Mucho más remoto se encuentra la decisión israelí de poner en práctica las resoluciones de la ONU, tal como  pidió Bush en los últimos días, lo que significaría su vuelta definitivamente a las fronteras del 4 de junio de 1967, lo cual ha sido rechazado por Israel a lo largo de los últimos 35 años, y por Sharon, reiteradamente, desde su llegada al poder.

Las matanzas que Israel está perpetrando en el campo de refugiados de  Yinin, como en Belén, Ramala, Nablus, Hebrón, Tulkarem, etc. transcurren, hoy como ayer en Sabra y Shatila, con la aprobación de Washington, el silencio de Europa y la flagrante traición de los regímenes árabes.
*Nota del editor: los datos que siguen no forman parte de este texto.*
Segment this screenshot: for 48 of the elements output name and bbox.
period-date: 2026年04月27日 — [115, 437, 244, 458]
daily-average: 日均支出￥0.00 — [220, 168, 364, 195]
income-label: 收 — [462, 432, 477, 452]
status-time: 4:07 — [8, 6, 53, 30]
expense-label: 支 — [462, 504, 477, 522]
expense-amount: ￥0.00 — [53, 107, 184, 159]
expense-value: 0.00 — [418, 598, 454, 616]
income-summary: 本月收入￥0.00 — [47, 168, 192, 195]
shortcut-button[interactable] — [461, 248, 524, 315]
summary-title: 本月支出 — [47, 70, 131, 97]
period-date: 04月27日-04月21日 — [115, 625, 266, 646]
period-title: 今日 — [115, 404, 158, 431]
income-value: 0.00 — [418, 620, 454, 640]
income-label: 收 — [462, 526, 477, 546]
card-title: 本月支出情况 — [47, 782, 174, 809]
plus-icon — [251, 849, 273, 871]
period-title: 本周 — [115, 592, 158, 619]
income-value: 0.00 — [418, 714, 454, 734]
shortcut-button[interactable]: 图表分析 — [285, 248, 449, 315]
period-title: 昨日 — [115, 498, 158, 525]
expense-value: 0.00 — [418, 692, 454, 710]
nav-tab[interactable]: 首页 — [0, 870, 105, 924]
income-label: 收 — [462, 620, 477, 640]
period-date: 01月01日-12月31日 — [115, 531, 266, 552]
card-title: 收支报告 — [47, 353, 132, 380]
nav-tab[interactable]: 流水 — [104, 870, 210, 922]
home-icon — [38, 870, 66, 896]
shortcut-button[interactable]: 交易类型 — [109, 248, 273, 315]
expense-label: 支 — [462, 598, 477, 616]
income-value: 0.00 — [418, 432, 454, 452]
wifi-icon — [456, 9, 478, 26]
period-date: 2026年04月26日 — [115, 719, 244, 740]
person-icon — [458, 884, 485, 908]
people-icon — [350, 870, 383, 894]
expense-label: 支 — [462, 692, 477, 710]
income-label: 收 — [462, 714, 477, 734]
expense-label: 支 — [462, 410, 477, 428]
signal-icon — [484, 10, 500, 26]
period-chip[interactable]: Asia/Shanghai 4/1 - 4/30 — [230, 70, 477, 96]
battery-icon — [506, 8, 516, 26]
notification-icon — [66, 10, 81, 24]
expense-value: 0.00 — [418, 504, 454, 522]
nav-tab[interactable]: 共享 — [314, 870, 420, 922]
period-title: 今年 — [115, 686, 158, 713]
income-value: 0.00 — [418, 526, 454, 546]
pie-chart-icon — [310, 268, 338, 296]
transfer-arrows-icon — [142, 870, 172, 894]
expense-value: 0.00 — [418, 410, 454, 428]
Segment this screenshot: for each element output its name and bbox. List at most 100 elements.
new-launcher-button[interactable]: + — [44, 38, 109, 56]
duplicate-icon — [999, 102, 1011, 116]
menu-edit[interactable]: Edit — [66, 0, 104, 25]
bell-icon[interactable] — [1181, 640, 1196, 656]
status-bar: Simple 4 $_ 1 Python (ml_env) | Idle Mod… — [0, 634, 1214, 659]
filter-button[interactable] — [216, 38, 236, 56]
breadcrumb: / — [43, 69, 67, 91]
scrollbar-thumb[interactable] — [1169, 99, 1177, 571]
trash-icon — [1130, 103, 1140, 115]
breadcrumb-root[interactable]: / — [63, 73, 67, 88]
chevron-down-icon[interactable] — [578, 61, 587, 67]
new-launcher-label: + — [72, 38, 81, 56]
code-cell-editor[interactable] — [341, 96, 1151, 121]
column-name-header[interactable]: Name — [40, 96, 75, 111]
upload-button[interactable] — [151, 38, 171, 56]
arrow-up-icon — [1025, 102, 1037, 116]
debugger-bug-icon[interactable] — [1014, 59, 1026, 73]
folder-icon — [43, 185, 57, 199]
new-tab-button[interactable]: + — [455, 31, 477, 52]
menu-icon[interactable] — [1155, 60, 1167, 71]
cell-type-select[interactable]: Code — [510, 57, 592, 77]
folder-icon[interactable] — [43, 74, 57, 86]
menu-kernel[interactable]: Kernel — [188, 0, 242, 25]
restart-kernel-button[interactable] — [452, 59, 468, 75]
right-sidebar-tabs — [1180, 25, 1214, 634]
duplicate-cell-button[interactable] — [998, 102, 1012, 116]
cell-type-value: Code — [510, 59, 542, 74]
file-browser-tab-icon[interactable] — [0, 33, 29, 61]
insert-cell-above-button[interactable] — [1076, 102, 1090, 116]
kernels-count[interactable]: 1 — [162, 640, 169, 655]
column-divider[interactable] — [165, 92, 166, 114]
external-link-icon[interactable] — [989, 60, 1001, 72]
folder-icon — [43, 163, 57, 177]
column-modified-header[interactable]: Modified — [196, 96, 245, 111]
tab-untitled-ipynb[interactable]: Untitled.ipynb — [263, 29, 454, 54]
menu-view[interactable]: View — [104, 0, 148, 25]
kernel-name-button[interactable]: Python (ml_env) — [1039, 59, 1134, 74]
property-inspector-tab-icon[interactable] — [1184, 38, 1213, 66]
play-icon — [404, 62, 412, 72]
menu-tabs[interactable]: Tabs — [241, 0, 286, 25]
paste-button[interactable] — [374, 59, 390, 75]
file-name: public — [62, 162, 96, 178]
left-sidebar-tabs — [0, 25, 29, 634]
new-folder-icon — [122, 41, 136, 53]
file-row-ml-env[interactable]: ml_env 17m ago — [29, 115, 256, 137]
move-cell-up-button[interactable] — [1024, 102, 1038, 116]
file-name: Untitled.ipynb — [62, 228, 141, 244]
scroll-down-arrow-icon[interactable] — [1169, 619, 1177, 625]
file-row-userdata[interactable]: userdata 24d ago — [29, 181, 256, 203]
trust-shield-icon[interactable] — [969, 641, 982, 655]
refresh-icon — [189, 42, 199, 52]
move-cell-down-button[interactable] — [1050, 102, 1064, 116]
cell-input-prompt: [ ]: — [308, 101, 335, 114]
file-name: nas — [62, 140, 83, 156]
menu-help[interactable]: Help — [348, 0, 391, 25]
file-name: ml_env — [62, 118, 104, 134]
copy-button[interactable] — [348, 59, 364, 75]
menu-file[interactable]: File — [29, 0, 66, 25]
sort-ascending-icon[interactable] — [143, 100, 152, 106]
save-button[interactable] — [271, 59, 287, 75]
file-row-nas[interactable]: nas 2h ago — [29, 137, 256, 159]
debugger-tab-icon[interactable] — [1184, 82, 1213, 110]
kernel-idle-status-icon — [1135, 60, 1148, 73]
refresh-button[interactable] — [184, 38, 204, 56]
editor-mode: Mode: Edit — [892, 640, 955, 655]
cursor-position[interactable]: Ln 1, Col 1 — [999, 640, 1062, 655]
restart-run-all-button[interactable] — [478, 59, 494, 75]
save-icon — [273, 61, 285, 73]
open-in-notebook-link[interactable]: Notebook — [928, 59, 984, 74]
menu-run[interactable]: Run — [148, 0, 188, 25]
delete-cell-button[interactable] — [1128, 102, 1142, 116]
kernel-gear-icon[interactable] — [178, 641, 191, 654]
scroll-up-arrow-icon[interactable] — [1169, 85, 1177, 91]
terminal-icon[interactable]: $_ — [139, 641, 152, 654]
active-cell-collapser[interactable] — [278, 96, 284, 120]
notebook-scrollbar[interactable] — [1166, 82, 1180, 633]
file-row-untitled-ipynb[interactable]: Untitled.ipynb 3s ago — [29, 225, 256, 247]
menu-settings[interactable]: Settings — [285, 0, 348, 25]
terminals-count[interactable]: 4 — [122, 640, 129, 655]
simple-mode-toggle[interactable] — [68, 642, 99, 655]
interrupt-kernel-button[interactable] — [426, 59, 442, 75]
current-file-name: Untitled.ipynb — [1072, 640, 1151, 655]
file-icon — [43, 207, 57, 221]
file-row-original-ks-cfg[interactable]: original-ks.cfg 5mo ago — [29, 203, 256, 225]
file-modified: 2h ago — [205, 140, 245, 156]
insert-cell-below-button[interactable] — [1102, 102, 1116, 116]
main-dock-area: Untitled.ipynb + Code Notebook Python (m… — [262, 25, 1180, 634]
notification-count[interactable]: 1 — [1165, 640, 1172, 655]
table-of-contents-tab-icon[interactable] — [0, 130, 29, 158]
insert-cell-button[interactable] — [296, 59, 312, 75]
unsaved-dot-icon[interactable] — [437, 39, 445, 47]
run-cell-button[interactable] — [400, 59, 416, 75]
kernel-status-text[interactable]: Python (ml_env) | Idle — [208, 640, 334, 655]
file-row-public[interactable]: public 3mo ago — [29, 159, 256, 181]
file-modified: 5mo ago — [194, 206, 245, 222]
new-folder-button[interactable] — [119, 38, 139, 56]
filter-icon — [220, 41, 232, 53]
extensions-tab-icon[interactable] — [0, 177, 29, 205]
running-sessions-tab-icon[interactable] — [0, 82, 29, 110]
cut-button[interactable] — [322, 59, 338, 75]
La enorme diferencia que se registra desde el 29 de abril es la mítica resistencia palestina contra el ejército más poderoso de Oriente Próximo y uno de los más y mejor armados del mundo. En el momento de escribir estas líneas, el campo de refugiados de Jinin lleva resistiendo una semana, día y noche, contra el ejército invasor, a pesar de sus helicópteros, tanques, blindados y artillería. Lo mismo ocurre en la heroica Nablus, la ciudad más antigua del mundo y cuyo casco urbano antiguo, o casba, está siendo literalmente demolido por los misiles y tanques israelíes, ante la incapacidad del ejército más bárbaro del mundo de ocupar la ciudadela. Este ejército ocupante, invasor y agresor está cosechando un gran fracaso militar en la mayoría de las localidades palestinas invadidas, a causa de la increíble resistencia de los combatientes palestinos, armados sólo con metralletas y fusiles.

Estas matanzas, iniciadas nada más finalizada la cumbre árabe de Beirut
han sido una clara respuesta a la iniciativa de paz definitiva y crucial presentada por los 22 Gobiernos árabes en esa cumbre, lo que viene a asegurar de nuevo, y por enésima vez, que la paz no entra en los cálculos de Israel, ni a medio ni a largo plazo. Israel es un proyecto que nació monstruosamente, levantado sobre la tragedia del pueblo palestino y en una región extraña y hostil a este proyecto, sin que exista en este proyecto lugar alguno para la paz, dado que se trata de construir un Estado, el israelí, racista y expansionista.

Los generales que gobiernan Israel (un Estado siempre gobernado por generales y juntas militares) son fieles al proyecto sionista de construir el Gran Israel que incluye la región que se extiende desde el Éufrates hasta el Nilo (representados en la bandera israelí por dos franjas azules) y creen firmemente que la paz es el mayor enemigo de sus sueños expansionistas en la región y de la pureza étnica y religiosa de Israel.

Por eso, nunca, ningún Gobierno israelí luchará sinceramente por conseguir la paz con su entorno árabe. Por lo tanto, Israel está condenado a vivir en guerra interminablemente, guerra que está en la semilla misma del proyecto sionista, lo que significa que está destinado al fracaso y a la desaparición, dado que es absolutamente imposible que Israel, a pesar de su fuerza militar y de su barbarie sin limites,  pueda derrotar, a la larga, a toda la nación árabe e islámica.